The sustained surge in the price of copper has turned the focus to Botswana as explorers become bullish about the Kalahari Copper Belt, believed to be hiding precious metals.
The rising copper price reached an eight-year high of $8,000 a tonne in December 2020 and has continued to climb since. Copper surged to its highest price since September 2011 at the beginning of March in its 11th straight monthly gain, reaching $9,614.30 per metric tonne. Of the key copper explorers in Botswana, Sandfire Resources says the purchase of the T3 Motheo copper mine in Botswana will diversify its copper portfolio and arrives at a time of positive market conditions.
“The T3 development is expected to form the cornerstone of the new, long-term Motheo copper hub for Sandfire in the Kalahari Copper Belt,” said Sandfire MD and CEO Karl Simich.
In December 2020, Sandfire Resources announced it would proceed with the $259-million development of the T3 Motheo copper/silver project following the completion of a positive definitive feasibility study (DFS) on a base case 3.2-million-tonne-a-year operation, with “clear visibility” to expand rapidly to a 5.2-million-tonne-a-year operation. Simich added that the decision to proceed with the investment in a new, long-life copper production hub in Botswana marked a pivotal moment in the company’s transformation into a global, diversified and sustainable mining company. Sandfire’ s operation will generate an estimated life-of-mine revenue of $2.45-billion and earnings before interest, taxes, depreciation and amortisation of $987 million. The project has an estimated past-tax net present value of $206 million, an internal rate of return of 21% and a payback period of 3.8 years from the start of production, according to company details.
Another major player, Khoemacau Copper Project, is backed by US private equity firm, Cupric Canyon. It is developing a 60,000 tons a year copper project in an area that runs northeast to the south-west in a band across northern Botswana, known as the ‘Kalahari Copper Belt’. About $550 million was raised in 2019 for the development of the Khoemacau Project. Mining production is expected in mid-2021. The defunct copper-nickel BCL mines might also get a new lease of life after the liquidator identified a potential buyer in January. The preferred bidder, Premium Nickel Resources Corporation, will shoulder some costs associated with the care and maintenance of the mines for the next six months as it assesses the viability of reopening the closed mines.
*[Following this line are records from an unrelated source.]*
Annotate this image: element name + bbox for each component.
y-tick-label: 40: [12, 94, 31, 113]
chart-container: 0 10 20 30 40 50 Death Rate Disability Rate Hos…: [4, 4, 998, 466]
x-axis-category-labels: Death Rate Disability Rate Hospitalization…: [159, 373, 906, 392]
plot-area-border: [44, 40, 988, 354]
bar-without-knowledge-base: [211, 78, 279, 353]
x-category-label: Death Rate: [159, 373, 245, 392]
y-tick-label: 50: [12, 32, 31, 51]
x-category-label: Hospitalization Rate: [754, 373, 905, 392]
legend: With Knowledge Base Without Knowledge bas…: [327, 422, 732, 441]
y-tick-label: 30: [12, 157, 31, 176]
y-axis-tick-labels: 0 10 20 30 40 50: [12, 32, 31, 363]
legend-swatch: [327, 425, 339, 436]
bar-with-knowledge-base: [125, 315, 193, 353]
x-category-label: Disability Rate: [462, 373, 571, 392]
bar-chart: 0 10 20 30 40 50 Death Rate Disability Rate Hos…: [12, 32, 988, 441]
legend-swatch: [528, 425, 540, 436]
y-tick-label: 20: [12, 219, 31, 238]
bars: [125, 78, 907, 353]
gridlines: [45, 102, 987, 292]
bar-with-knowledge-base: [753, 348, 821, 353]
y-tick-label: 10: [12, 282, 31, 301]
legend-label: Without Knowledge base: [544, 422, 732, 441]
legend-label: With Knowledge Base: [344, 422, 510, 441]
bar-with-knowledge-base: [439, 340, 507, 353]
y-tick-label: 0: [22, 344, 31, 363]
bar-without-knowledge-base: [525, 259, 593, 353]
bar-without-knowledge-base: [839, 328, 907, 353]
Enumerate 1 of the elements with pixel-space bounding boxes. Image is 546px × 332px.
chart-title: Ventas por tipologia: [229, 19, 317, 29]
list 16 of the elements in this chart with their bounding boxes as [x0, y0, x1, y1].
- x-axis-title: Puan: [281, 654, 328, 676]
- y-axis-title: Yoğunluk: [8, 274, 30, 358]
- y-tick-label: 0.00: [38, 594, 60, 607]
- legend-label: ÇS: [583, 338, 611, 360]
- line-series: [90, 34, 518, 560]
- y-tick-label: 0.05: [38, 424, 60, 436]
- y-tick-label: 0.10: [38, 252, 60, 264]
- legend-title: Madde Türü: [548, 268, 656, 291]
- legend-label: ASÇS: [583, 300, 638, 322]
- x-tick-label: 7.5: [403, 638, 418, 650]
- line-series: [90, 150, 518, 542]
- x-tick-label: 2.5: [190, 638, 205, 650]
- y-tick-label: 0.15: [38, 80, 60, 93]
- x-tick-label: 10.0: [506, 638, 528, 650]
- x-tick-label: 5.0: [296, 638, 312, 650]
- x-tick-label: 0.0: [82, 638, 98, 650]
Should the liquidator and the Canadian firm reach a final agreement, Premium Nickel Resources Corporation is looking at injecting a substantial capital investment in the mines, which is envisaged to exceed $400 million in preparations to open the mines. The 14,875 square kilometres Kalahari Copper Belt has become a hotbed for explorers hoping to strike it rich in the area that extends over 800km of strike and contains multiple recent copper-silver discoveries. The deposits in the belt are generally blanketed by Kalahari sands, ranging from 2-60m in thicknesses which have kept them hidden from discovery until recent times.
Galileo Resources Plc, a mining explorer listed on LSE’s Alternative Investment Market (AIM), in May announced that it has completed the acquisition of Crocus-Serv, a Botswana based company, with assets that include 21 exploration prospecting licences of which 19 are in the highly prospective Kalahari Copper Belt.
Copper has the best medium- to long-term price prospects of all the metals with application in the decarbonisation of the world economy as it plays a much greater role in the manufacture of renewable applications than in conventional fossil fuel power. According to a report by Jefferies analysts, copper demand will “significantly” exceed supply this year with deficits set to blossom over the next seven to eight years. The multi-year deficits will drive the price of copper inexorably upwards.
“We forecast copper demand in renewable energy to increase from 997,000 tons in 2020 to 1.9 million tons (Mt) in 2030 in our base case and to 6.4Mt in our bull case,” the bank said.
Copper demand in renewable energy would fall to 343,000 tons in 2030 as per the bank’s base case scenario.
“The bull market for copper is now fully underway with prices up 50% from the 2020 lows, reaching their highest level since 2017,” said Goldman Sachs in a 2020 report.
“This current price strength is not an irrational aberration, rather we view it as the first leg of a structural bull market in copper,” it said.